Menurut dokter spesialis THT yang sering turun ke daerah-daerah terpencil ini, menjaga kesehatan telinga dan kepala ini sebenarnya bukan hanya menjadi tugas rutin dari seorang dokter daja. Kepolisian juga memberikan imbauan dan bahkan memberikan sanksi agar orang selalu menggunakan helm.

"Tujuan apa? Tak lain dan tak bukan adalah untuk melindungi kepala dan telinga. Azwar menegaskan bahwa memakai helm sebenarnya bukan hanya ditujukan untuk melindungi kepala tok, tapi juga untuk melindungi semua indera yang ada di kepala," kata Azwar. 

Selain itu, penting juga diberikan pemahaman akan makan makanan sehat yang bergizi seimbang, dan menghindari rokok. Rokok, kata dia, menjadi pencetus kanker. Kanker itu ada yang ganas dan ada yang jinak. Jika kankernya ganas, itu ada yang sampai ke area otak.

Di area otak, kanker berpotensi mengenai pusat pendengaran dan menyebabkan gangguan dengar. Jadi, kata Azwar, larangan merokok  bukan sekadar melindungi paru-paru. Hal itu juga untuk mencegah tumor di otak yang berimbas kepada gangguan pendengaran juga.

Azwar menegaskan jika gangguan telinga ini sebenarnya bisa dicegah, salah satunya dengan lebih banyak memberikan edukasi kepada masyarakat tentang pentingnya menjaga kesehatan telinga.
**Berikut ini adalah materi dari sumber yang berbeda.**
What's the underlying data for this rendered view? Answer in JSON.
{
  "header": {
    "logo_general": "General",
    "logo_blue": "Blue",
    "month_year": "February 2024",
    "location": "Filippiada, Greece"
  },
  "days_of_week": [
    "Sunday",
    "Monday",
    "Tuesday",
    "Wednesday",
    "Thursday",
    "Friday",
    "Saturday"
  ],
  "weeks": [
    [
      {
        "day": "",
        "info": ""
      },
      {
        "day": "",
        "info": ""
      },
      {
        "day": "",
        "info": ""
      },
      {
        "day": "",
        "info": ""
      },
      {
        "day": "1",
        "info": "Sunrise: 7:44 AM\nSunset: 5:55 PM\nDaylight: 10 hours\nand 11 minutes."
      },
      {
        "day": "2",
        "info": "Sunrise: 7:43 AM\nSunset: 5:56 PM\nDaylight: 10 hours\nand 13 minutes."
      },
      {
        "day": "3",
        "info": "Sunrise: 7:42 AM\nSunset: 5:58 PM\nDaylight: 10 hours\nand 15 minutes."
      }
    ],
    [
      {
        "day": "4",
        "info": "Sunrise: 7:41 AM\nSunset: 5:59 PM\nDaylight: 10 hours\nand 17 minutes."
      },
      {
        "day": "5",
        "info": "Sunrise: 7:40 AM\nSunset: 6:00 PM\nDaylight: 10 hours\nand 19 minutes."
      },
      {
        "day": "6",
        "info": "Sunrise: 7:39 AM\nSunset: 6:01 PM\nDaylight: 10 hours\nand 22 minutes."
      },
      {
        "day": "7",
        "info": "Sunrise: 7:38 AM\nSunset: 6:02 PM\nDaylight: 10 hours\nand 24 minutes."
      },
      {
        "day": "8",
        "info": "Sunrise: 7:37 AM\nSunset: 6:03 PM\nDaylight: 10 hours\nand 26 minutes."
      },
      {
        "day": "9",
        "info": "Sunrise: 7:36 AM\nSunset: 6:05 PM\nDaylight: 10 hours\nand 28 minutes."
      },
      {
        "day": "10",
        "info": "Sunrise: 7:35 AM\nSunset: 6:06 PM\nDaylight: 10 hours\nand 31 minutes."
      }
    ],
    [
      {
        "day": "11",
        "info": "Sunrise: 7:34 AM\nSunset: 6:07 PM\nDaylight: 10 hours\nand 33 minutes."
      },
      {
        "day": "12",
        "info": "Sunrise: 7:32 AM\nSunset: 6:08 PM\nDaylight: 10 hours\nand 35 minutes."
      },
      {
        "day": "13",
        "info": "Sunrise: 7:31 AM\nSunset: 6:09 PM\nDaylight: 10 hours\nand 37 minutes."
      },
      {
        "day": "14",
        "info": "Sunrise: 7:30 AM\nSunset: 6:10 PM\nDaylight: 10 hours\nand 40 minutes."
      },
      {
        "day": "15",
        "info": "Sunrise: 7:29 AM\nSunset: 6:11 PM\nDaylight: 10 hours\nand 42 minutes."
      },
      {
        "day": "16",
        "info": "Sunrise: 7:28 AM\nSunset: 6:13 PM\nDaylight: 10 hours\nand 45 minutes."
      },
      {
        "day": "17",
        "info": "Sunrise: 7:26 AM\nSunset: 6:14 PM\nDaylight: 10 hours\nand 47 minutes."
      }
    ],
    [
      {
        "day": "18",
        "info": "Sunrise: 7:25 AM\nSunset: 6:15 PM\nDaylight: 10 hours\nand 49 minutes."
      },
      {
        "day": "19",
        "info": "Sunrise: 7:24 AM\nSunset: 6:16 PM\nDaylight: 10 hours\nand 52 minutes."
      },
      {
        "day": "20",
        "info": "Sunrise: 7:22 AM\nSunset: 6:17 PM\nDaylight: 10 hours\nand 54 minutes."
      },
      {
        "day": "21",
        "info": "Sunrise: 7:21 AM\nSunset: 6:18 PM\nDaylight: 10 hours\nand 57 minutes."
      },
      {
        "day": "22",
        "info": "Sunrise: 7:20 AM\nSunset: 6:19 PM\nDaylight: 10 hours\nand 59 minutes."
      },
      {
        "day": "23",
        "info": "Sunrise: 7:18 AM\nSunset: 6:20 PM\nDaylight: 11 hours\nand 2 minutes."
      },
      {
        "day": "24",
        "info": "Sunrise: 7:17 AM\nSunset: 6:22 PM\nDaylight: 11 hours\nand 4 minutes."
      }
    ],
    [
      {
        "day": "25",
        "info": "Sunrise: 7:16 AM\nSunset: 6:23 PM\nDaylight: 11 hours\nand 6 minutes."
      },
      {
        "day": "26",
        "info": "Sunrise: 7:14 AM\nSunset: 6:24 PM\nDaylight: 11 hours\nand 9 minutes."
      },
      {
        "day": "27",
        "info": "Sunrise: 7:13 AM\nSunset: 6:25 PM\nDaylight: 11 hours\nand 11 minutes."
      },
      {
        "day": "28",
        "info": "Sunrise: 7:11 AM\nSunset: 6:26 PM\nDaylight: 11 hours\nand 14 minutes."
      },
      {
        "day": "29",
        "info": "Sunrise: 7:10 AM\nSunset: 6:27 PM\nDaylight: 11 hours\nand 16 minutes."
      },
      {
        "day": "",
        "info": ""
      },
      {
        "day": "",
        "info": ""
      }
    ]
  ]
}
Selain itu, Azwar menilai perlu peningkat akses pelayanan kesehatan yang lebih baik dan juga kepedulian pemerintah daerah untuk deteksi dini kasus dan meningkatkan pelayanan kesehatan kepada penderita. Ia juga berharap agar pemerintah bisa memfasilitasi mereka untuk mendapatkan jaminan pelayanan kesehatan yang lebih baik.